Jawab: Dalam cerita dikisahkan bahwa Issac Pahing merupakan keturunan orang asing yang bercita-cita ingin menjadi penerbang. Issac pahing digambarkan dalam balutan pakaian angkatan udara, dan dikesankan rapi sehingga terlihat sebagai anak berpendidikan atau anak bangsawan.

Tanya: Bagaimana dengan pakaian Bertha dan Hans Smutcher?

Jawab: Bertha digambarkan menggunakan baju terusan, hal ini menggambarkan kalau ia adalah orang kalangan atas dan bukan orang asli Indonesia, karena orang asli Indonesia biasanya menggunakan kebaya dan kain sarung.Sedangkan Hans

Smutcher digambarkan menggunakan Suspender untuk menggambarkan orang Belanda zaman dulu.

Tanya: Berdasarkan hasil riset yang saya lakukan, seharusnya para pemimpin Sumpah Pemuda menggunakan jas, tetapi hal ini tidak tergambarkan dalam film, apakan Anda memiliki alasan tertentu?

Jawab: Ya, saya mengakui pada bagian ini saya seperti blank. Saya terlalu banyak memfokuskan riset mengenai pakaian tentara Jepang, Soekarno, Hatta, dan Jendral Maida. Hal ini juga berkaitan dengan waktu untuk riset yang tidak sampai empat bulan dan sangat mepet, serta terbatasnya budjet untuk membuat jas untuk pemain ekstras. Tetapi saya rasa pada bagian ini dapat dilihat bahwa adegan tersebut cukup menggambarkan gerakan pemuda dan bagaimana semangat pemuda saat itu.

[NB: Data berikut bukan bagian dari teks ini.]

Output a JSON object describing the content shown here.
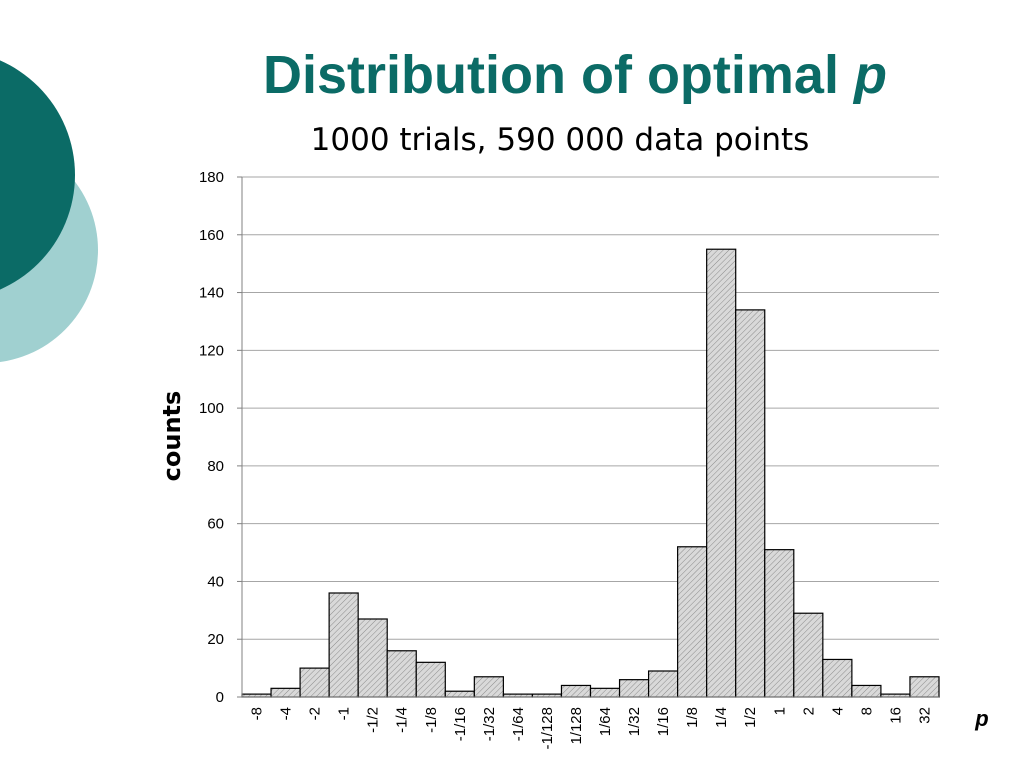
{
  "slide": {
    "title_main": "Distribution of optimal ",
    "title_var": "p",
    "subtitle": "1000 trials, 590 000 data points"
  },
  "colors": {
    "title": "#0b6b66",
    "circle_dark": "#0b6b66",
    "circle_light": "#a0d0d0",
    "bar_fill": "#d4d4d4",
    "grid": "#a6a6a6"
  },
  "chart_data": {
    "type": "bar",
    "title": "",
    "xlabel": "p",
    "ylabel": "counts",
    "ylim": [
      0,
      180
    ],
    "yticks": [
      0,
      20,
      40,
      60,
      80,
      100,
      120,
      140,
      160,
      180
    ],
    "grid": "horizontal",
    "categories": [
      "-8",
      "-4",
      "-2",
      "-1",
      "-1/2",
      "-1/4",
      "-1/8",
      "-1/16",
      "-1/32",
      "-1/64",
      "-1/128",
      "1/128",
      "1/64",
      "1/32",
      "1/16",
      "1/8",
      "1/4",
      "1/2",
      "1",
      "2",
      "4",
      "8",
      "16",
      "32"
    ],
    "values": [
      1,
      3,
      10,
      36,
      27,
      16,
      12,
      2,
      7,
      1,
      1,
      4,
      3,
      6,
      9,
      52,
      155,
      134,
      51,
      29,
      13,
      4,
      1,
      7
    ]
  }
}
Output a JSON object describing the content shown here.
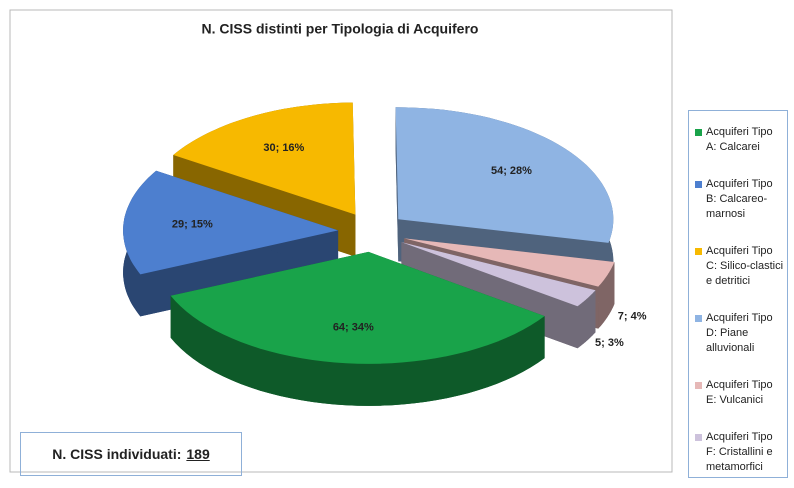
{
  "chart_data": {
    "type": "pie",
    "title": "N. CISS distinti per Tipologia di Acquifero",
    "categories": [
      "Acquiferi Tipo A: Calcarei",
      "Acquiferi Tipo B: Calcareo-marnosi",
      "Acquiferi Tipo C: Silico-clastici e detritici",
      "Acquiferi Tipo D: Piane alluvionali",
      "Acquiferi Tipo E: Vulcanici",
      "Acquiferi Tipo F: Cristallini e metamorfici"
    ],
    "values": [
      64,
      29,
      30,
      54,
      7,
      5
    ],
    "value_labels": [
      "64; 34%",
      "29; 15%",
      "30; 16%",
      "54; 28%",
      "7; 4%",
      "5; 3%"
    ],
    "colors": [
      "#19a34a",
      "#4d7fcf",
      "#f7b900",
      "#8fb4e3",
      "#e6b8b7",
      "#cdc2dc"
    ],
    "legend": "right",
    "total_label": "N. CISS individuati:",
    "total": 189
  }
}
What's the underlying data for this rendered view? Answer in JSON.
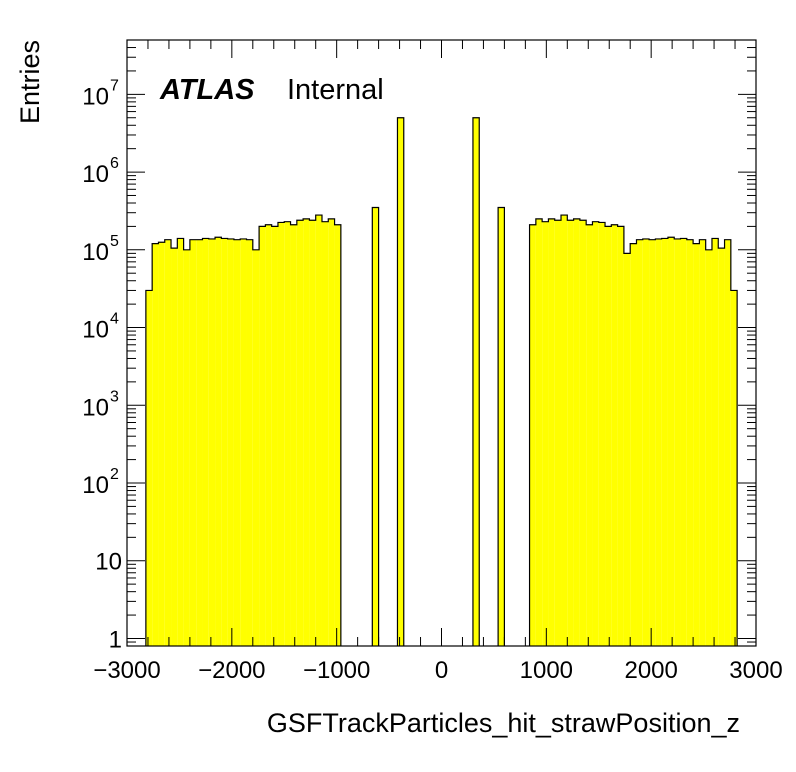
{
  "chart_data": {
    "type": "bar",
    "title": "",
    "xlabel": "GSFTrackParticles_hit_strawPosition_z",
    "ylabel": "Entries",
    "xlim": [
      -3000,
      3000
    ],
    "ylim": [
      0.8,
      50000000
    ],
    "log_y": true,
    "grid": false,
    "legend": "none",
    "fill_color": "#ffff00",
    "line_color": "#000000",
    "x_ticks": [
      {
        "value": -3000,
        "label": "−3000"
      },
      {
        "value": -2000,
        "label": "−2000"
      },
      {
        "value": -1000,
        "label": "−1000"
      },
      {
        "value": 0,
        "label": "0"
      },
      {
        "value": 1000,
        "label": "1000"
      },
      {
        "value": 2000,
        "label": "2000"
      },
      {
        "value": 3000,
        "label": "3000"
      }
    ],
    "y_ticks": [
      {
        "value": 1,
        "base": "1",
        "exp": ""
      },
      {
        "value": 10,
        "base": "10",
        "exp": ""
      },
      {
        "value": 100,
        "base": "10",
        "exp": "2"
      },
      {
        "value": 1000,
        "base": "10",
        "exp": "3"
      },
      {
        "value": 10000,
        "base": "10",
        "exp": "4"
      },
      {
        "value": 100000,
        "base": "10",
        "exp": "5"
      },
      {
        "value": 1000000,
        "base": "10",
        "exp": "6"
      },
      {
        "value": 10000000,
        "base": "10",
        "exp": "7"
      }
    ],
    "bin_width": 60,
    "bin_low_edges": [
      -2820,
      -2760,
      -2700,
      -2640,
      -2580,
      -2520,
      -2460,
      -2400,
      -2340,
      -2280,
      -2220,
      -2160,
      -2100,
      -2040,
      -1980,
      -1920,
      -1860,
      -1800,
      -1740,
      -1680,
      -1620,
      -1560,
      -1500,
      -1440,
      -1380,
      -1320,
      -1260,
      -1200,
      -1140,
      -1080,
      -1020,
      -660,
      -420,
      300,
      540,
      840,
      900,
      960,
      1020,
      1080,
      1140,
      1200,
      1260,
      1320,
      1380,
      1440,
      1500,
      1560,
      1620,
      1680,
      1740,
      1800,
      1860,
      1920,
      1980,
      2040,
      2100,
      2160,
      2220,
      2280,
      2340,
      2400,
      2460,
      2520,
      2580,
      2640,
      2700,
      2760
    ],
    "values": [
      30000,
      120000,
      125000,
      135000,
      105000,
      140000,
      100000,
      135000,
      135000,
      140000,
      138000,
      145000,
      140000,
      138000,
      135000,
      138000,
      135000,
      100000,
      200000,
      210000,
      200000,
      225000,
      230000,
      210000,
      240000,
      250000,
      240000,
      280000,
      230000,
      250000,
      210000,
      350000,
      5000000,
      5000000,
      350000,
      210000,
      250000,
      230000,
      250000,
      240000,
      280000,
      240000,
      250000,
      240000,
      210000,
      230000,
      225000,
      200000,
      210000,
      200000,
      90000,
      120000,
      135000,
      138000,
      135000,
      138000,
      140000,
      145000,
      138000,
      140000,
      135000,
      120000,
      135000,
      100000,
      140000,
      105000,
      135000,
      30000
    ]
  },
  "labels": {
    "atlas": "ATLAS",
    "internal": "Internal"
  }
}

Tanya: Menurut riset yang saya dapatkan, pada topi penerbang Indonesia yang ada di dalam pesawat Dakota VT-CLA, terdapat titik tiga seperti kancing, tetapi hal itu tidak terlihat dalam film Ruma Maida, apakah ada alasan khusus atau sengaja dibedakan agar tidak terlalu sama dengan kostum AURI pada masa terebut?

Jawab: Mungkin yang buatnya kurang perhatiin, karena saya sudah kasi gambaran tentang topi penerbang itu. Itu topi kita buat dan jait. Karna lumayan banyak, jadi mungkin faktor waktu juga berpengaruh.

Tanya: Menurut Anda, apa kesulitan dalam membuat film sejarah?

Jawab: Saya mendapat tekanan bahwa ini adegan sejarah, dan ini tidak boleh salah. Risetnya harus benar-benar dan kalau bisa, semaksimal mungkin, apa yang disuguhkan adalah kejadian yang benar-benar seperti aslinya. Harus melakukan riset mulai dari bahan, sepatu, dan kondisi kostum. Maksudnya, seperti sepatu, tidak mungkin terlihat baru, harus sedikit di rusakan sehingga terkesan tua. Tetapi meski sudah dijaga agar tidak salah sedemikian rupa, masih saja ada kesalahan di satu adegan peristiwa sumpah pemuda itu.